At the end of the pack execution, the agent looks for:

  • logs.txt: A file uploaded to provide feedback logs to the platform in the frontend.

logs.txt Example:

2023-07-21 11:51:12,688 - qalita.commands.pack - INFO - ------------- Pack Run -------------
2023-07-21 11:51:15,087 - qalita.commands.pack - INFO - CSV files found:
2023-07-21 11:51:15,222 - qalita.commands.pack - ERROR - Summarize dataset: 0%| | 0/5 [00:00` ?, ?it/s]
...

Visible on the platform:

logs

  • recommendations.json

The Recommendations file contains the recommendations given by the pack about the source.

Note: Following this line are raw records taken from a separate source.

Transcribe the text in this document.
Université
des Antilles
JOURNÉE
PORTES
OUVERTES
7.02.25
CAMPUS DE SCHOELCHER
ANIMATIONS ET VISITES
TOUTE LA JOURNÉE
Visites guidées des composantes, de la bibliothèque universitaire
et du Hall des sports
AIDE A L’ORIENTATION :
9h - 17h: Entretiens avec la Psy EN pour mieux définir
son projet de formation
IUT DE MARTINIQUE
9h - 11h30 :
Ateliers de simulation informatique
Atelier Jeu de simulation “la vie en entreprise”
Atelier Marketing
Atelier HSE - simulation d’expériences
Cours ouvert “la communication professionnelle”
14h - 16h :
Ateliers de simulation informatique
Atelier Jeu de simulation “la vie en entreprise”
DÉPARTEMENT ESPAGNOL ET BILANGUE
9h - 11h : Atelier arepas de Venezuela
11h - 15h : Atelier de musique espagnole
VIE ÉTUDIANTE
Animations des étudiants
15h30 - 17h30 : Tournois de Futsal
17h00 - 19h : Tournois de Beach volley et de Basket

recommendations.json Example:

{
[
{
"content": "Cholesterol has 172 (18.7%) zeros",
"type": "Zeros",
"scope": {
"perimeter": "column",
"value": "Cholesterol"
},
"level": "info"
},
{
...
}
...
]
}

The recommendations are then materialized in the pack view on the source page.

reco-pack-source

info

There are several levels of recommendations level:

  • info: Information
  • warning: Warning
  • high: High
  • metrics.json

The Metrics file contains the metrics given by the pack about the source.

metrics.json Example:

{
[
{
"key": "types_numeric",
"value": "7",
"scope": {
"perimeter": "dataset",
"value": "Heart Failure Prediction Dataset"
}
},
{
"key": "is_unique",
"value": "0",
"scope": {
"perimeter": "column",
"value": "Age"
}
},
{
...
}
...
]
}

The metrics are then materialized in the pack view on the source page.

metrics-pack-source

The metrics and recommendations are sent to the platform and are then available for the pack execution view of the source.

  • schemas.json

The Schemas file contains the schemas given by the pack about the source.

schemas.json Example:

[
{
"key": "dataset",
"value": "Heart Failure Prediction Dataset",
"scope": {
"perimeter": "dataset",
"value": "Heart Failure Prediction Dataset"
}
},
{
"key": "column",
"value": "Age",
"scope": {
"perimeter": "column",
"value": "Age"
}
},
{
"key": "column",
"value": "Sex",
"scope": {
"perimeter": "column",
"value": "Sex"
}
},
....
]

The schemas are then materialized in the pack view on the source page.

schema-pack-source

Publish a Pack

Packs have authors; you can only publish a pack if you are the author. You can see the author of a pack on the pack page:

Viewing the author of a pack

info

When adding partners, their public packs will be accessible to you in another tab on the packs page of the application. They will also be listed using qalita pack list, and you can use them like any other pack. However, you will not be able to modify them.

The author of these packs will be the "partner" user created when the partner was added.

To publish a pack, you need to use the Qalita CLI:

  1. Install the Qalita CLI
pip install qalita
  1. Retrieve your API token from your profile page

profile-get-token

  1. Log in to the platform
agentName=admin
fileName="$HOME/.qalita/.env-$agentName"
mkdir -p $(dirname $fileName)
echo "QALITA_AGENT_NAME=$agentName" > $fileName
echo "QALITA_AGENT_MODE=worker" >> $fileName
echo "QALITA_AGENT_ENDPOINT=http://localhost:3080" >> $fileName
echo "QALITA_AGENT_TOKEN=" >> $fileName
  1. Navigate to the parent folder of the pack

Example for a pack named my-pack:

/-- parent-folder <----- here
|-- my-pack_pack
| |-- __init__.py
| |-- my-pack.py
  1. Publish the pack
qalita pack push -n my_pack

You can then find your pack on the platform:

pack-list

Qalita Pack Assistant

You can use our conversational bot Qalita Pack Assistant to assist you in creating packs.

Our bot benefits from a specific knowledge base for creating Qalita packs. It will guide you and optimize your productivity.

qalita-pack-assistant

Public QALITA Packs

You can find public Qalita packs on our GitHub repository. These packs are maintained by QALITA SAS and the community. All contributions are appreciated.